Coaching Costa Rica: Sharpening The Tools
Competitor's Mario Fraioli shares some insight into the training of Costa Rican Olympic marathoner Cesar Lizano.
Competitor’s Mario Fraioli shares some insight into the training of Costa Rican Olympic marathoner Cesar Lizano.
In order to be a great marathoner, one must possess a full set of physical and mental tools: stamina, speed, physical strength and durability, as well as focus, tenacity and perhaps most importantly, confidence.
Some of these elements can be trained; others are ingrained into a runner’s persona after years, ironically enough, of training the others.
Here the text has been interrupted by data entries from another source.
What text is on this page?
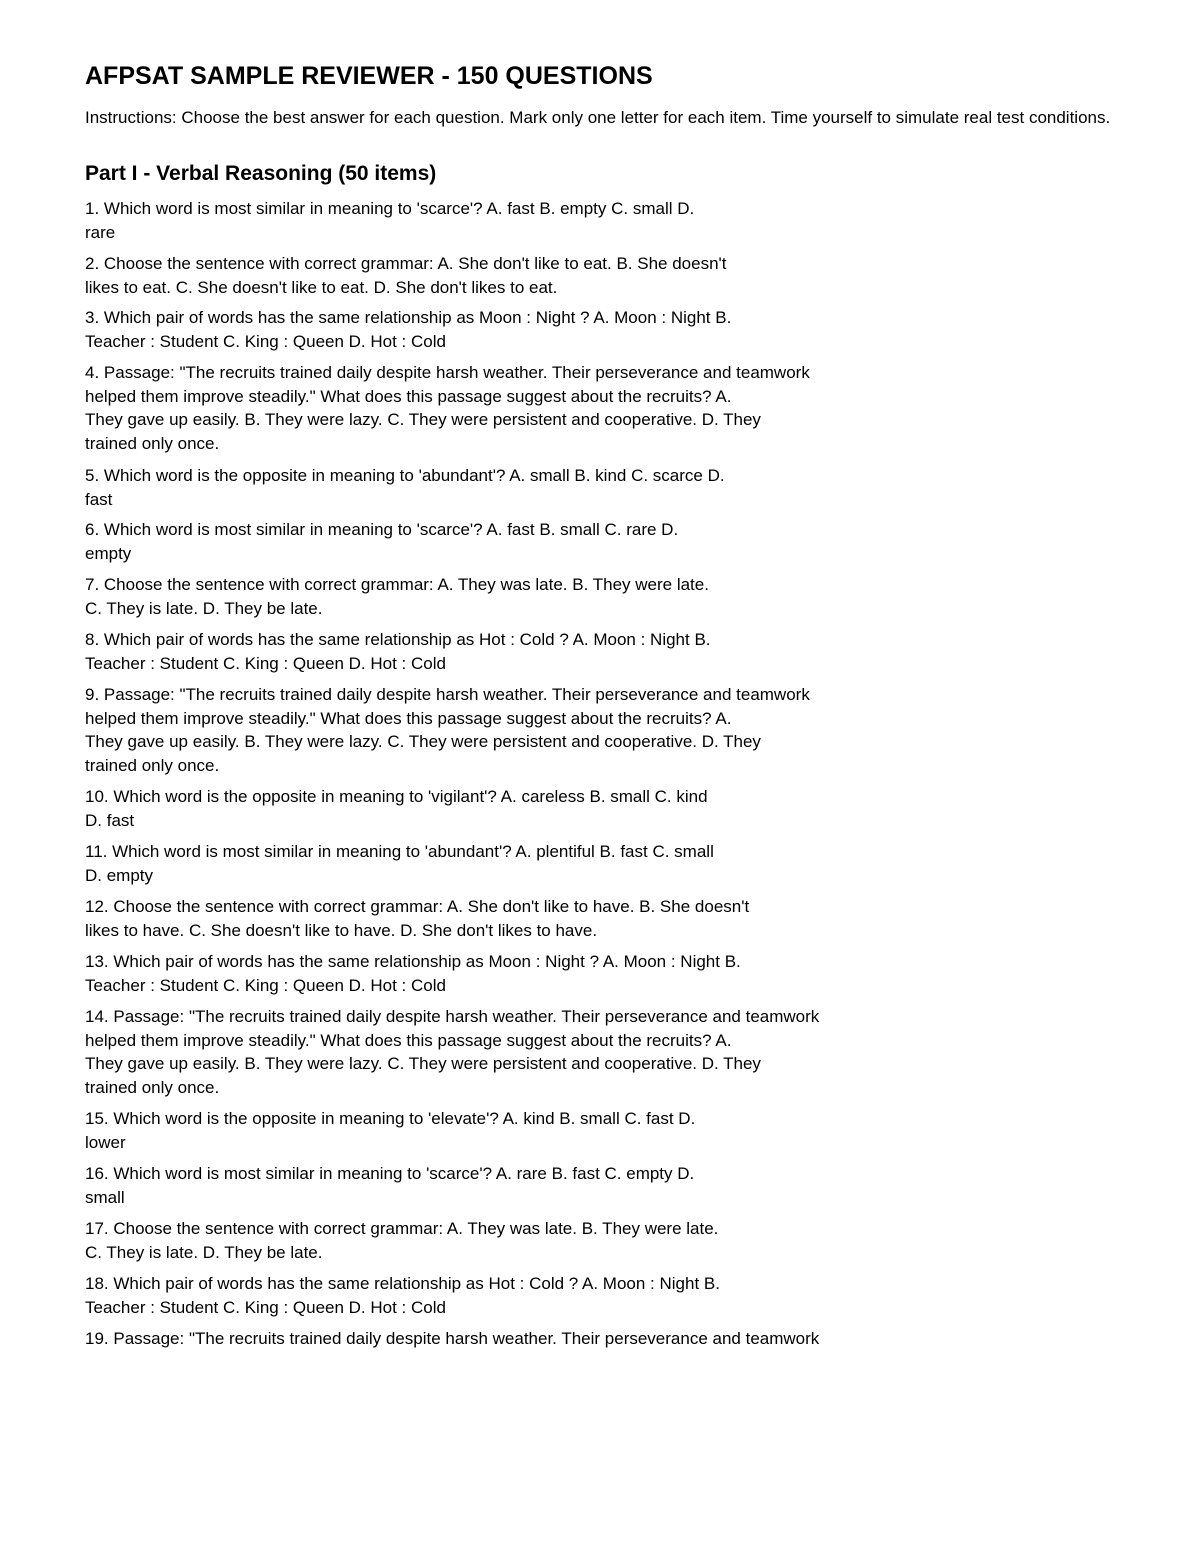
AFPSAT SAMPLE REVIEWER - 150 QUESTIONS

Instructions: Choose the best answer for each question. Mark only one letter for each item. Time yourself to simulate real test conditions.

Part I - Verbal Reasoning (50 items)

1. Which word is most similar in meaning to 'scarce'? A. fast B. empty C. small D.
rare

2. Choose the sentence with correct grammar: A. She don't like to eat. B. She doesn't
likes to eat. C. She doesn't like to eat. D. She don't likes to eat.

3. Which pair of words has the same relationship as Moon : Night ? A. Moon : Night B.
Teacher : Student C. King : Queen D. Hot : Cold

4. Passage: "The recruits trained daily despite harsh weather. Their perseverance and teamwork
helped them improve steadily." What does this passage suggest about the recruits? A.
They gave up easily. B. They were lazy. C. They were persistent and cooperative. D. They
trained only once.

5. Which word is the opposite in meaning to 'abundant'? A. small B. kind C. scarce D.
fast

6. Which word is most similar in meaning to 'scarce'? A. fast B. small C. rare D.
empty

7. Choose the sentence with correct grammar: A. They was late. B. They were late.
C. They is late. D. They be late.

8. Which pair of words has the same relationship as Hot : Cold ? A. Moon : Night B.
Teacher : Student C. King : Queen D. Hot : Cold

9. Passage: "The recruits trained daily despite harsh weather. Their perseverance and teamwork
helped them improve steadily." What does this passage suggest about the recruits? A.
They gave up easily. B. They were lazy. C. They were persistent and cooperative. D. They
trained only once.

10. Which word is the opposite in meaning to 'vigilant'? A. careless B. small C. kind
D. fast

11. Which word is most similar in meaning to 'abundant'? A. plentiful B. fast C. small
D. empty

12. Choose the sentence with correct grammar: A. She don't like to have. B. She doesn't
likes to have. C. She doesn't like to have. D. She don't likes to have.

13. Which pair of words has the same relationship as Moon : Night ? A. Moon : Night B.
Teacher : Student C. King : Queen D. Hot : Cold

14. Passage: "The recruits trained daily despite harsh weather. Their perseverance and teamwork
helped them improve steadily." What does this passage suggest about the recruits? A.
They gave up easily. B. They were lazy. C. They were persistent and cooperative. D. They
trained only once.

15. Which word is the opposite in meaning to 'elevate'? A. kind B. small C. fast D.
lower

16. Which word is most similar in meaning to 'scarce'? A. rare B. fast C. empty D.
small

17. Choose the sentence with correct grammar: A. They was late. B. They were late.
C. They is late. D. They be late.

18. Which pair of words has the same relationship as Hot : Cold ? A. Moon : Night B.
Teacher : Student C. King : Queen D. Hot : Cold

19. Passage: "The recruits trained daily despite harsh weather. Their perseverance and teamwork
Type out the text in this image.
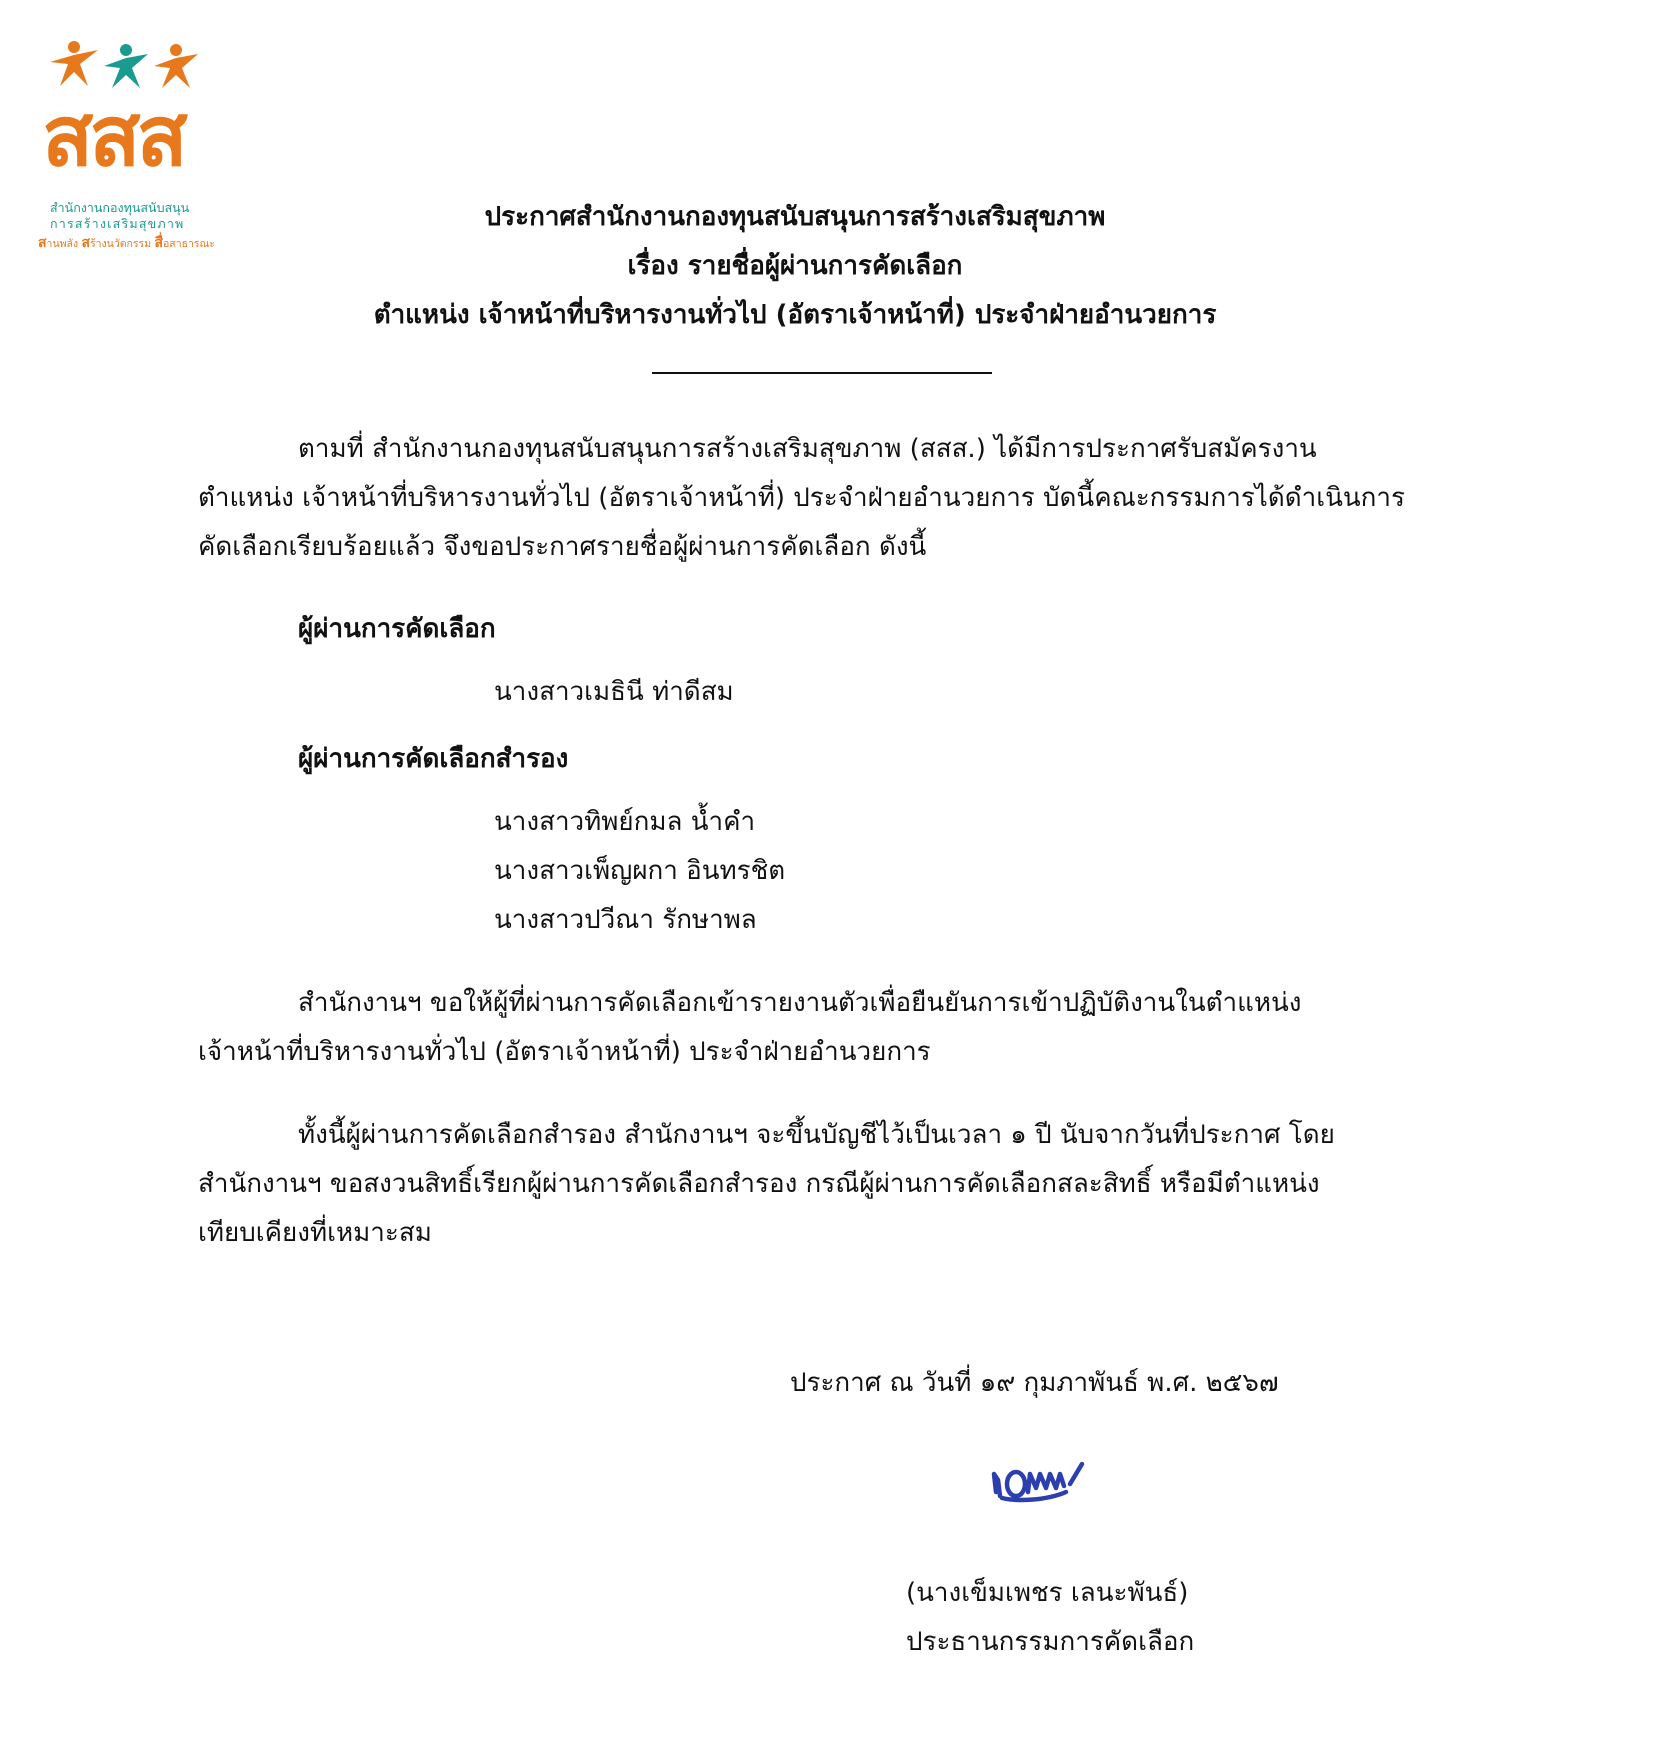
สสส
สำนักงานกองทุนสนับสนุน
การสร้างเสริมสุขภาพ
สานพลัง สร้างนวัตกรรม สื่อสาธารณะ
ประกาศสำนักงานกองทุนสนับสนุนการสร้างเสริมสุขภาพ
เรื่อง รายชื่อผู้ผ่านการคัดเลือก
ตำแหน่ง เจ้าหน้าที่บริหารงานทั่วไป (อัตราเจ้าหน้าที่) ประจำฝ่ายอำนวยการ
ตามที่ สำนักงานกองทุนสนับสนุนการสร้างเสริมสุขภาพ (สสส.) ได้มีการประกาศรับสมัครงาน
ตำแหน่ง เจ้าหน้าที่บริหารงานทั่วไป (อัตราเจ้าหน้าที่) ประจำฝ่ายอำนวยการ บัดนี้คณะกรรมการได้ดำเนินการ
คัดเลือกเรียบร้อยแล้ว จึงขอประกาศรายชื่อผู้ผ่านการคัดเลือก ดังนี้
ผู้ผ่านการคัดเลือก
นางสาวเมธินี ท่าดีสม
ผู้ผ่านการคัดเลือกสำรอง
นางสาวทิพย์กมล น้ำคำ
นางสาวเพ็ญผกา อินทรชิต
นางสาวปวีณา รักษาพล
สำนักงานฯ ขอให้ผู้ที่ผ่านการคัดเลือกเข้ารายงานตัวเพื่อยืนยันการเข้าปฏิบัติงานในตำแหน่ง
เจ้าหน้าที่บริหารงานทั่วไป (อัตราเจ้าหน้าที่) ประจำฝ่ายอำนวยการ
ทั้งนี้ผู้ผ่านการคัดเลือกสำรอง สำนักงานฯ จะขึ้นบัญชีไว้เป็นเวลา ๑ ปี นับจากวันที่ประกาศ โดย
สำนักงานฯ ขอสงวนสิทธิ์เรียกผู้ผ่านการคัดเลือกสำรอง กรณีผู้ผ่านการคัดเลือกสละสิทธิ์ หรือมีตำแหน่ง
เทียบเคียงที่เหมาะสม
ประกาศ ณ วันที่ ๑๙ กุมภาพันธ์ พ.ศ. ๒๕๖๗
(นางเข็มเพชร เลนะพันธ์)
ประธานกรรมการคัดเลือก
Costa Rican Olympic marathoner Cesar Lizano, along with most every other top athlete competing at a high level, has all of these tools in his toolbox. But like a seasoned carpenter who works tirelessly at his trade year-round, every once in a while a runner needs to sharpen his tools, particularly the ones he hasn’t used a lot.
MORE — Coaching Costa Rica: A Passion For Running
Since Cesar and I began working together in February, I’ve gotten to learn about his strengths and weaknesses as a runner. Before I even assigned him a workout, Cesar’s focus, tenacity and confidence stood out to me from the get go. After running 2:17:50 at last fall’s Chicago Marathon to eclipse the Olympic “B” standard of 2:18 — the only Costa Rican male to post such a mark — the Olympic Marathon became the only race that mattered to him. Already a tireless worker, Cesar made it clear to me that he was willing to work harder than he’s ever worked to have the race of his life on August 12 when he lines up alongside some of the best marathoners in the world.
You can’t coach those things.
Physically, Cesar is built solidly on a slight frame that has proven it can handle a high volume of training. His structural integrity and physical strength are two of his greatest tools, as Cesar has made it through the last few years of training devoid of major injury. This is key, because the most important thing any athlete aiming to improve can do is to stay healthy. If you can’t stay healthy you can’t train to your potential. If you can’t train to your potential, you can’t race to it, either. Simple as that.
After taking a look at Cesar’s personal bests from 5,000 meters through the marathon and diving deeper into his previous few years of training, it became very clear to me that he’s been blessed with the gift of endurance. When we started working together, Cesar’s best 5K pace of 5 minutes per mile wasn’t far off his best marathon pace of 5:15 per mile. For many marathoners, even those at the world-class level, there’s often a 30 to 45 second difference per mile between one’s 5K race pace and one’s marathon rhythm.
This close proximity in paces also exposed Cesar’s biggest weakness, however, that being of limited speed at shorter distances. While endurance over the long haul is one of the biggest keys to a marathoner’s success, being efficient at shorter distances allows a runner to better optimize that endurance over the course of 26.2 miles. The focus of Cesar’s last 12 weeks of training has been to improve his 5K and 10K speed before beginning the marathon-specific cycle this past weekend, 12 weeks out from the Olympic Marathon.
Over the course of a given training cycle my athletes are working on all the different training elements — aerobic endurance, lactate threshold, pure speed, power, muscular strength, neuromuscular maintenance, etc. — with the emphasis on each changing depending on the event we’re training for and where we are in the training cycle. In the past 12 weeks, Cesar’s weekly training volume has crept up to where he’s been running close to 12 hours per week, with long runs in the range of 2 hours and 30 minutes. He’s been training primarily like a 10K runner, with a majority of his key workouts in the range of 4:40 per mile (which is slightly faster than what I believe he could run a stand alone 10K in right now), and also doing many strides and short hill repeats to work on improving his efficiency and power while maintaining muscular strength. All of this work was essentially preparation to get him ready for the 12-week marathon-specific phase of training we just began. It’s a philosophy I share with a coaching colleague of mine, Brad Hudson of Boulder, Colorado, who breaks all training down into two types: “Specific training for the goal event, and training to get the athlete to the point where he or she can do the specific training.”
This first phase of what has essentially been “preparatory” training for Cesar has been paying dividends, as he ran a personal best of 1:06:42 for half marathon in April, and followed that up with a seventh-place finish at the Broad Street Run 10-Mile race in Philadelphia two weeks later, where he ran 50:43, splitting 15:23 for 5K and 30:55 for 10K (both personal bests) along the way. While we haven’t done a ton of sustained work at half marathon or marathon race pace (there will be plenty of that over the next 11-1/2 weeks) the recent racing results show that the focus on faster workouts has been effective in making Cesar more efficient at longer distances.
Over the next 12 weeks, that focus will shift, as Cesar will maintain a high volume of running while doing a majority of his key sessions in the range 4:55 to 5:10 per mile — or as I like to think of it, getting his most important tools ready for the biggest job of his life on August 12 in London.